David Oakley, Senior Analyst, Americas Sales Forecasts
07 March 2022
Working with suppliers who are located close to, but not in, the destination market might mitigate the impact of the semiconductor shortage
07 March 2022
For months now, the dominant topic in the global automotive industry has been the semiconductor shortage, which has affected many of the world’s key markets. As production lines have been intermittently halted or at least slowed, inventory has declined, putting a brake on what would otherwise have been a robust sales recovery in 2021. North America has been no exception, but what solutions might help the region to avoid such crises reoccurring in the future?
There are various possible answers to that question, including better supply chain management and building larger inventories – though the latter option seems unlikely to be considered an efficient use of resources. A central feature of the changing North American landscape is the increased desire to see chip manufacturing take place within the region. For example, Intel recently announced a US$20 bn investment in an Ohio chip factory, while Samsung committed US$17 bn to build a facility in Texas.
For the North American auto industry, “nearshoring” – where suppliers are located close to, but not in, the destination market, may be part of the long-term answer to its recent problems. The Mexican government is seeking to encourage increased chip manufacturing within its borders, and the topic has been discussed in meetings with the US. However, to date, there has been little to report in terms of concrete moves to invest in production facilities within Mexico. Arguably, the administration of Andrés Manuel López Obrador may be an impediment to progress, as it has developed a reputation for erratic policy decisions which appears to have reduced investor confidence. Another obstacle could be the fact that chip production requires a large amount of water, a resource which is relatively scarce in the northern Mexican states where many of the country’s auto plants are located. Therefore, the possibility of chip factories being built in Mexico’s water-rich southern states has been raised. This would represent a major boon for the area, which is generally much poorer than the north of the country.
Mexico has played a part in the semiconductor business for decades, but mainly in packaging chips, the final stage in their production, rather than the actual fabrication of semiconductor wafers. In 2019, Mexico exported US$691 mn of semiconductors, of which 71% went to the USA. However, this only represented 4.5% of the US’s semiconductor imports. Developing the industry in Mexico would make sense, as it would reduce lead times and provide greater security to the supply chain, rather than relying on East Asian countries for chips, as is often the case currently. The lower cost of labour traditionally associated with Mexico is another obvious advantage.

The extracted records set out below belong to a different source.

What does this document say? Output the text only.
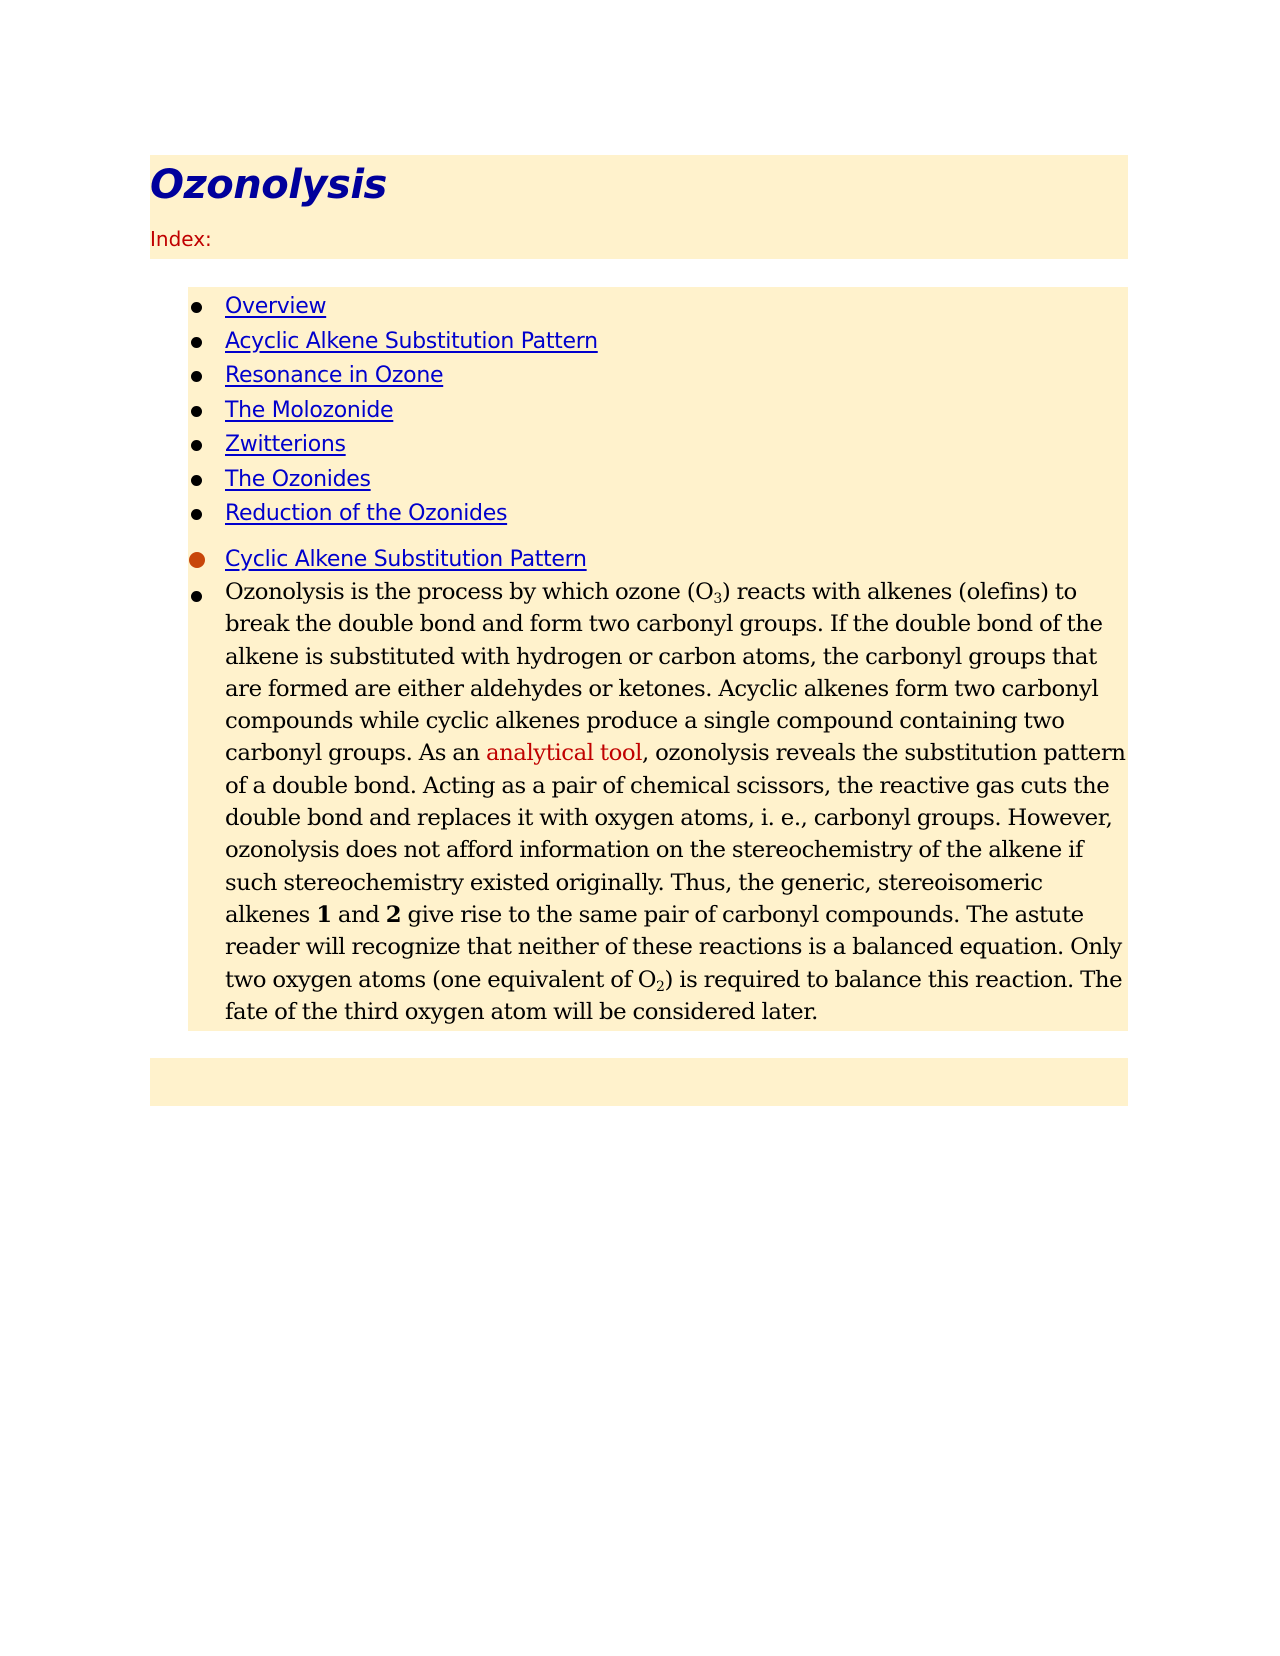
Ozonolysis
Index:
Overview
Acyclic Alkene Substitution Pattern
Resonance in Ozone
The Molozonide
Zwitterions
The Ozonides
Reduction of the Ozonides
Cyclic Alkene Substitution Pattern

Ozonolysis is the process by which ozone $(O_3)$ reacts with alkenes (olefins) to break the double bond and form two carbonyl groups. If the double bond of the alkene is substituted with hydrogen or carbon atoms, the carbonyl groups that are formed are either aldehydes or ketones. Acyclic alkenes form two carbonyl compounds while cyclic alkenes produce a single compound containing two carbonyl groups. As an analytical tool, ozonolysis reveals the substitution pattern of a double bond. Acting as a pair of chemical scissors, the reactive gas cuts the double bond and replaces it with oxygen atoms, i. e., carbonyl groups. However, ozonolysis does not afford information on the stereochemistry of the alkene if such stereochemistry existed originally. Thus, the generic, stereoisomeric alkenes 1 and 2 give rise to the same pair of carbonyl compounds. The astute reader will recognize that neither of these reactions is a balanced equation. Only two oxygen atoms (one equivalent of $O_2$) is required to balance this reaction. The fate of the third oxygen atom will be considered later.
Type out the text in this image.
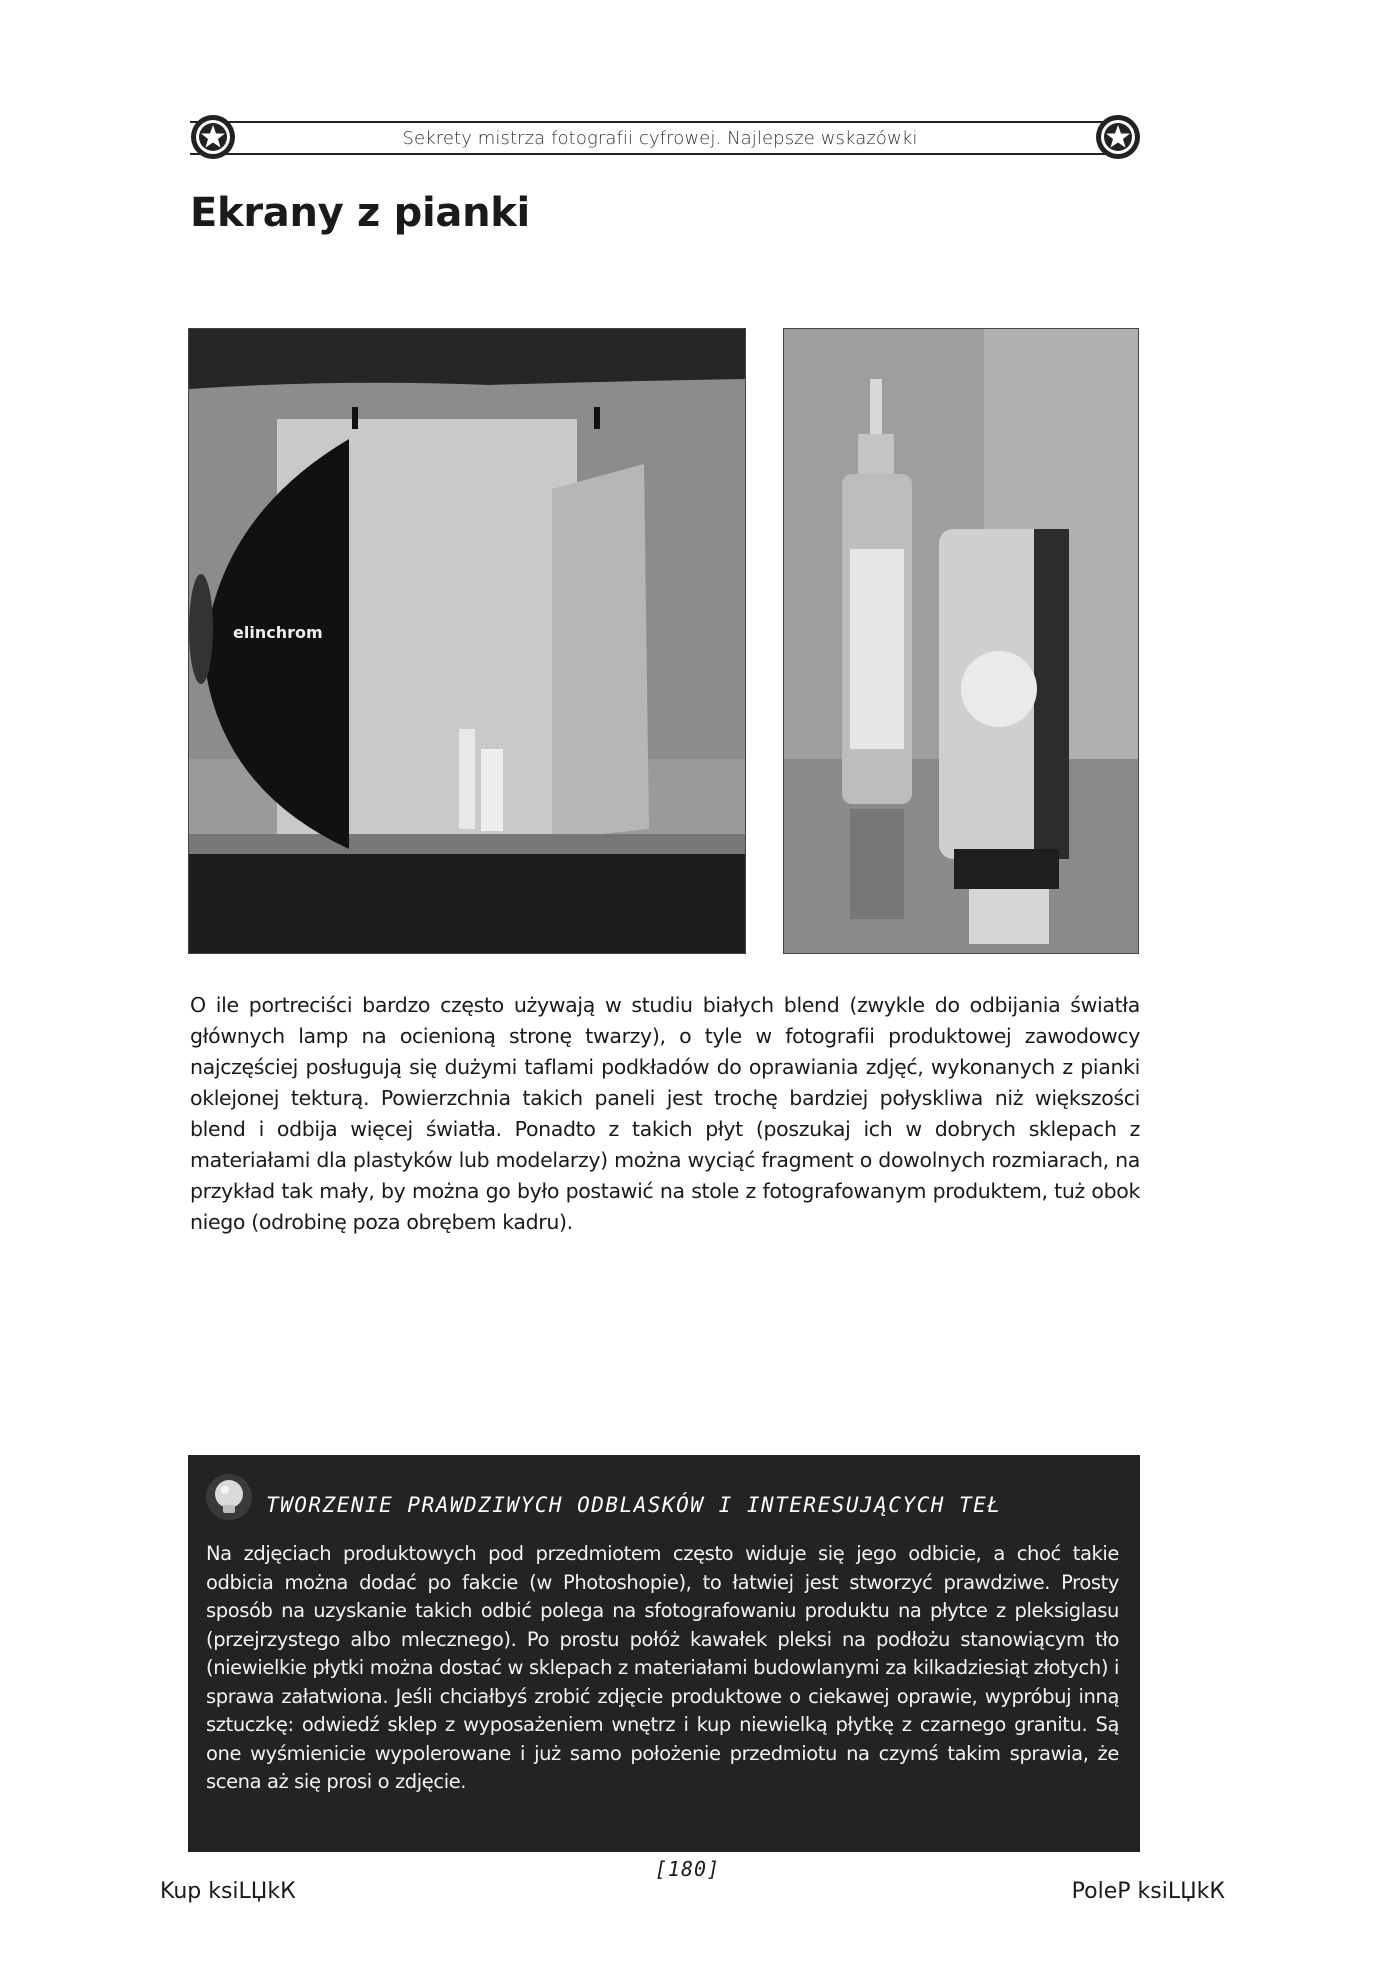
Sekrety mistrza fotografii cyfrowej. Najlepsze wskazówki
Ekrany z pianki
elinchrom

O ile portreciści bardzo często używają w studiu białych blend (zwykle do odbijania światła głównych lamp na ocienioną stronę twarzy), o tyle w fotografii produktowej zawodowcy najczęściej posługują się dużymi taflami podkładów do oprawiania zdjęć, wykonanych z pianki oklejonej tekturą. Powierzchnia takich paneli jest trochę bardziej połyskliwa niż większości blend i odbija więcej światła. Ponadto z takich płyt (poszukaj ich w dobrych sklepach z materiałami dla plastyków lub modelarzy) można wyciąć fragment o dowolnych rozmiarach, na przykład tak mały, by można go było postawić na stole z fotografowanym produktem, tuż obok niego (odrobinę poza obrębem kadru).

TWORZENIE PRAWDZIWYCH ODBLASKÓW I INTERESUJĄCYCH TEŁ

Na zdjęciach produktowych pod przedmiotem często widuje się jego odbicie, a choć takie odbicia można dodać po fakcie (w Photoshopie), to łatwiej jest stworzyć prawdziwe. Prosty sposób na uzyskanie takich odbić polega na sfotografowaniu produktu na płytce z pleksiglasu (przejrzystego albo mlecznego). Po prostu połóż kawałek pleksi na podłożu stanowiącym tło (niewielkie płytki można dostać w sklepach z materiałami budowlanymi za kilkadziesiąt złotych) i sprawa załatwiona. Jeśli chciałbyś zrobić zdjęcie produktowe o ciekawej oprawie, wypróbuj inną sztuczkę: odwiedź sklep z wyposażeniem wnętrz i kup niewielką płytkę z czarnego granitu. Są one wyśmienicie wypolerowane i już samo położenie przedmiotu na czymś takim sprawia, że scena aż się prosi o zdjęcie.

[180]
Kup ksiLЏkК	PoleР ksiLЏkК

None of this provides a quick-fix solution. Any new plant construction is a major undertaking, and it would be years before any chips were being produced and making their way into vehicles. By that time, it is highly likely that the current crisis will be over, and there is a risk that the additional chip production capacity could be superfluous. Nevertheless, with chips set to be a key component for vehicles and many other products for the foreseeable future, bringing their manufacture closer to home seems to be a worthwhile endeavour.